Making Improvements – Do I Need a Permit?

What to Know About Permitting Home ImprovementsThe opportunity to renovate one's own property is a huge draw when it comes to purchasing a home. Instead of being afraid to do little things like paint the walls or hang pictures, homeowners love being able to make dramatic changes at a moment's notice.

Whether home improvement projects are for cosmetic reasons or they improve the condition of the property, people should think twice before they begin knocking down walls and building decks. Many projects require permits, as the city regulates certain data on all homes. Want to know if you need a permit or not? Here are some common projects that homeowners undergo and what's required for each.

Ready, Set, Build!

Before beginning any type of home renovation project, it's always wise to be aware of the specifics of the project and find out if a permit is required first. Here are some of the more common types of work that homeowners tend to do themselves:

  • Cosmetic additions like carpet, wallpaper, paint, or new flooring typically do not need a permit before the project can begin.
  • Work to the outside of the home, like replacing the roof with a similar type of shingle or updating siding usually do not need permits.
  • Building fences and decks get into a bit of a gray area - depending on the height of either item, a permit may or may not be required. Be sure to check with your local permitting office for specifics.
  • Major remodels totalling over $5,000 or ones that create a dramatic change to the layout of the home will usually require authorization before moving forward.
  • A new water heater, adding electrical outlets, or attempting to make changes to the sewer line are all items that will likely require permits as well.

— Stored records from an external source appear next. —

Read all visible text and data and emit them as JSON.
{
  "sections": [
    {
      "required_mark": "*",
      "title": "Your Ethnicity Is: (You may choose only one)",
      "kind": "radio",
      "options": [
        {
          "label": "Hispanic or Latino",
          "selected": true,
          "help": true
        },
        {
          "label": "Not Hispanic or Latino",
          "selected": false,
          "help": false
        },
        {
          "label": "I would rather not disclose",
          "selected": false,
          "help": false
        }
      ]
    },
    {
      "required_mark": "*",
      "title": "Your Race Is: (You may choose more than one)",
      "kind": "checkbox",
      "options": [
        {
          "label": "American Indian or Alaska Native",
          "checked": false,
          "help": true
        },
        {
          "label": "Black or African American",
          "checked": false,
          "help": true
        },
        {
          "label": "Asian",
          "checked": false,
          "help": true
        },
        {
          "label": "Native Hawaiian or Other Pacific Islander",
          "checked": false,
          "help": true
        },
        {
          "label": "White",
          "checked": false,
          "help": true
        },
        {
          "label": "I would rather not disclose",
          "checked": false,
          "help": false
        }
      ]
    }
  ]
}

Why Is A Permit So Important?

Getting a permit for your home improvement project isn't just a way for the city to keep tabs on your home - it ensures that projects are being completed safely and correctly. Work that isn't permitted has a greater chance of being done by inexperienced homeowners who want to save some money by doing repairs themselves. This can create a huge safety hazard, especially when dealing with electrical or plumbing issues.

While avoiding a permit might be tempting for some, it can actually make it harder to sell a home in the long run. Home inspectors are very thorough when looking at a property, and if they notice work that has been completed poorly and is unsafe, it usually means the owner will have to spend more money fixing the issue or could have a hard time selling altogether.

If the local permit office finds out about home improvements that have not been permitted, the homeowner is subject to code violations and could run the risk of paying fines as well as having to redo the work they've just completed.

Repercussions for Not Having a Permit

Depending on local laws, fines for performing work without a permit can range from $100 to $1,000 per day. If the project is in progress, all work will need to stop until a permit is acquired. If it has already been completed, however, then the improvements may need to be torn down or redone to avoid even more penalties.

Additional fines may be piled on for any code violations found during the inspection. The first violation may only cost $100, but it just goes up from there. As new violations are found within the same year, the fines tend to double and triple. The code enforcement officer will usually provide a deadline for the fixes or even more fines could apply.

Although it can take a little while, getting the proper permits is often much easier than dealing with all these repercussions. As it prevents all those fines, the permits will also potentially save homeowners money that can be used for other improvement projects in the future.

Going About It The Right Way

Home improvement projects can be stressful enough on their own, but getting a permit from the local government office will actually make the job easier. Homeowners should know exactly what is within their rights to do or not do. Not only will the work be done correctly, but it will create a smooth path down the road when it comes time to sell the home.